South Australia’s Yorke and Fleurieu Peninsulas host some unusually colored beaches. The pink color was already known to be pulverized garnet, but an attempt to find the source has revealed a very unlikely location buried in ice and thousands of kilometers away.
South Australia is known for pink things, including its famous lakes and the shorts of its former premier. Somewhat less well known are the pink sands on the peninsulas either side of the Gulf of St Vincent. On some beaches these pink grains are rare enough to be barely noticeable, but others are predominantly pink.
Identifying the sand as being from garnet smashed against other rocks is relatively easy, but finding the source is harder. The conditions to produce garnet have not occurred often in Earth’s history. Scientists decided if they could work out where the garnet came from, unraveling the path by which it reached these beaches could teach us a lot about the geologic history of the area.
South Australia had two known sources of garnet. One occurred 514-490 million years ago when the Adelaide Fold Belt was formed nearby.
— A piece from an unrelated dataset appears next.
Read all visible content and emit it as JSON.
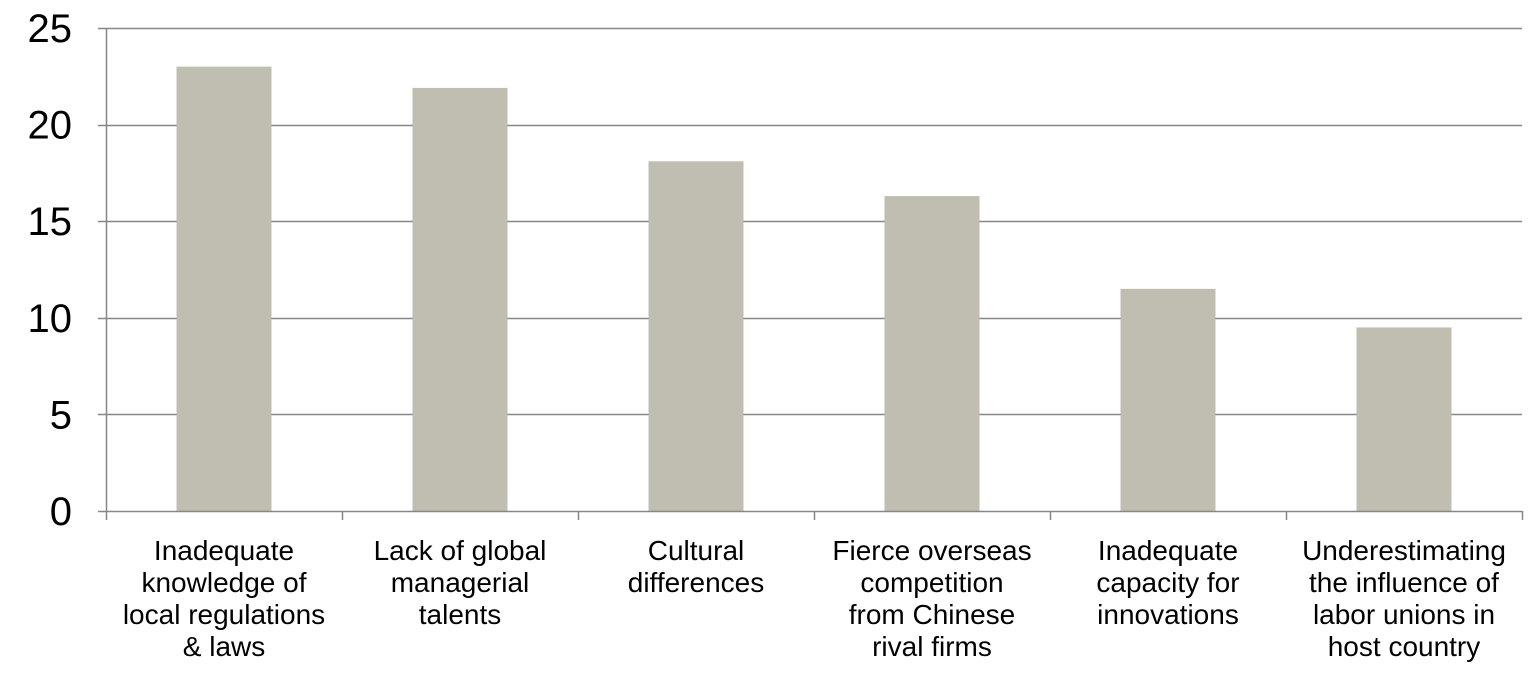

The other was much earlier when the Gawler Craton, which now makes up the middle of the state, was built between 3.3 and 1.4 billion years ago.
The University of Adelaide has pioneered a method for using lasers to perform lutetium-hafnium dating. Using this they were able to show that some garnet grains on the state’s beaches come from each of these events. However, the most abundant garnet grains have an age of 570-590 million years.
“The garnet is too young to have come from the Gawler Craton and too old to have come from the eroding Adelaide Fold Belt,” said University of Adelaide PhD student Sharmaine Verhaert in a statement. “Garnet requires high temperatures to form and is usually associated with the formation of large mountain belts, and this was a time when the South Australian crust was comparatively cool and non-mountainous.”
Verhaert and Dr Stijn Glorie needed to look further afield, but knew prolonged time in marine environments destroys garnet so it probably wouldn’t be too far.
They realised that the Cape Jervis Formation, which overlaps with the Fleurieu Peninsula, contains garnet mixed rock and other sands. When the rocks of the Formation erode, the garnet escapes and can end up on nearby beaches. Moreover, testing revealed this garnet as 590 million years old, close enough to what they were looking for.
This, however, only pushes the question one step further up the chain. If South Australia was too inactive at the time to produce its own garnet, how did it get into the Cape Jervis Formation, from which it has since eroded?
The answer, Verhaert, Glorie and co-authors conclude, is that it came from Antarctica when it was joined to Australia as part of Gondwana. For obvious reasons we don’t know a lot about Antarctica’s rocks, but garnet of the right age has been found in an outcrop of the Transantarctic Mountains that divide East and West Antarctica. It’s likely there is a lot more buried under the ice where we can’t reach it.
“It is conceivable that millions of years of ice transport eroded the bedrock underneath and transported this cargo of garnet north-westwards, towards the conjugate Antarctic-Australian margin,” said Glorie.
The authors think the garnet was formed during a period of crustal thickening in east Antarctica that represented the first stage of a major mountain-building event.
The garnet was arriving in South Australia around the same time its hills were recording the impressions of some of the earliest complex life forms, whose epoch is named after a location there.
From there, the garnet deposits would have been stored in glacial sediments for hundreds of millions of years until erosion allowed them to escape, to be washed up on nearby beaches.
“We have effectively uncovered a major mountain building event that redefines the timing of the onset of convergence in the Pacific Ocean,” Glorie said.
The study is published open access in Communications Earth and Environment.